Enron: The Smartest Guys in the Room | documentary 11 of 100

Alex Gibney has quite a pedigree as a filmmaker. He’s been producing or making documentaries since he graduated from Yale. Enron: The Smartest Guys in the Room (2005) was his 8th film or TV series, proving that you don’t have to be an overnight success to be a success. Enron was nominated for an Oscar, and in 2007, Gibney actually won an Oscar with Taxi to the Dark Side (a film I’ll be screening soon).

This film uses lots of news footage to cobble together a difficult, complex story. I doubt I could ever make a film involving this much research – I don’t have the patience for it. They use documents that were probably entered into courtroom cases as evidence, panning through the document Ken Burns style to help explain how Enron went from being the darling of Wall Street to one of the biggest cases of corporate fraud in history.

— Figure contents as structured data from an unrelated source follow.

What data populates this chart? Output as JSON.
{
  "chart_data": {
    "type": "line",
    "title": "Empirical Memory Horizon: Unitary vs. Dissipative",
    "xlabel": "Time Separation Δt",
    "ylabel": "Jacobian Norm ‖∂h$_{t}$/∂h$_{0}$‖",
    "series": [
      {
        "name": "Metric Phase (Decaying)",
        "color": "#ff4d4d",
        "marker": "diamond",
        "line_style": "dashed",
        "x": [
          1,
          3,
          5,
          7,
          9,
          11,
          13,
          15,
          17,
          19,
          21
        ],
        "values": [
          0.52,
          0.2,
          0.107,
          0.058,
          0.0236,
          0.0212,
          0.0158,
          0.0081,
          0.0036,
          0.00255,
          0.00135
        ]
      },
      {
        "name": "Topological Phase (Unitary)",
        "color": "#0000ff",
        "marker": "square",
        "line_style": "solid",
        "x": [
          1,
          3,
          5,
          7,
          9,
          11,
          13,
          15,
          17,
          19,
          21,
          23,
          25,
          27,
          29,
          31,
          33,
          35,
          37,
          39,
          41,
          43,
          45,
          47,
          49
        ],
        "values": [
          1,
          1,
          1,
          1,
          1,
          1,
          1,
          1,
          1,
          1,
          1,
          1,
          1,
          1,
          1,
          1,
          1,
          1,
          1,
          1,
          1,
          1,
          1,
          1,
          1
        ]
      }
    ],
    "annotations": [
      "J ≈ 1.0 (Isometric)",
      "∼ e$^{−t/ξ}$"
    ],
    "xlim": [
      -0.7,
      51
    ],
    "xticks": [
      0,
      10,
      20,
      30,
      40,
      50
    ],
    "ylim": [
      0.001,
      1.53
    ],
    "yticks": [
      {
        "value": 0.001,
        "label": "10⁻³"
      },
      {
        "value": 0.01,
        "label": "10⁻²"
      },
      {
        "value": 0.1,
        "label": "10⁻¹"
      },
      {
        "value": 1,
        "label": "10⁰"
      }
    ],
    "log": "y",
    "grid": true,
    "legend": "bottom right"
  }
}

Simple but creative use of visuals reinforce what the narrator is talking about (yes, of course there is a narrator in this film – how else would you tell such a complex story? I’d love to know, because maybe I’d have liked the film more if they’d found it). For example, there are cutaway shots of paper being shredded while we hear voiceover about how Enron shredded paper. There’s even a cutaway to a Simpsons cartoon that helps explain things (something Al Gore does in An Inconvenient Truth).

I like the use of music to reinforce and subtly make points in this film. Immediately after a historical clip of Ronald Reagan describing the “magic of the marketplace,” we hear “That Old Black Magic” which is a very effective way to subtly call bullshit on Reagan. “Son of a Preacher Man” is a great choice for the background music while narrator introduces us to Enron wonderkid Jeffrey Skilling. The editing is straightforward: begin the sequence with the music at full volume, fade it down to background so we can hear narrator, and keep it playing until the sequence is complete – then just fade it away.

Structurally, this is a straightforward, traditional doc, with heavy use of historical footage, narration, still photos, cutaway shots and b-roll, all supported by interviews with experts and participants, who are all looking slightly off camera. It’s a time-tested formula, so I award no points for inventiveness in how the film is structured.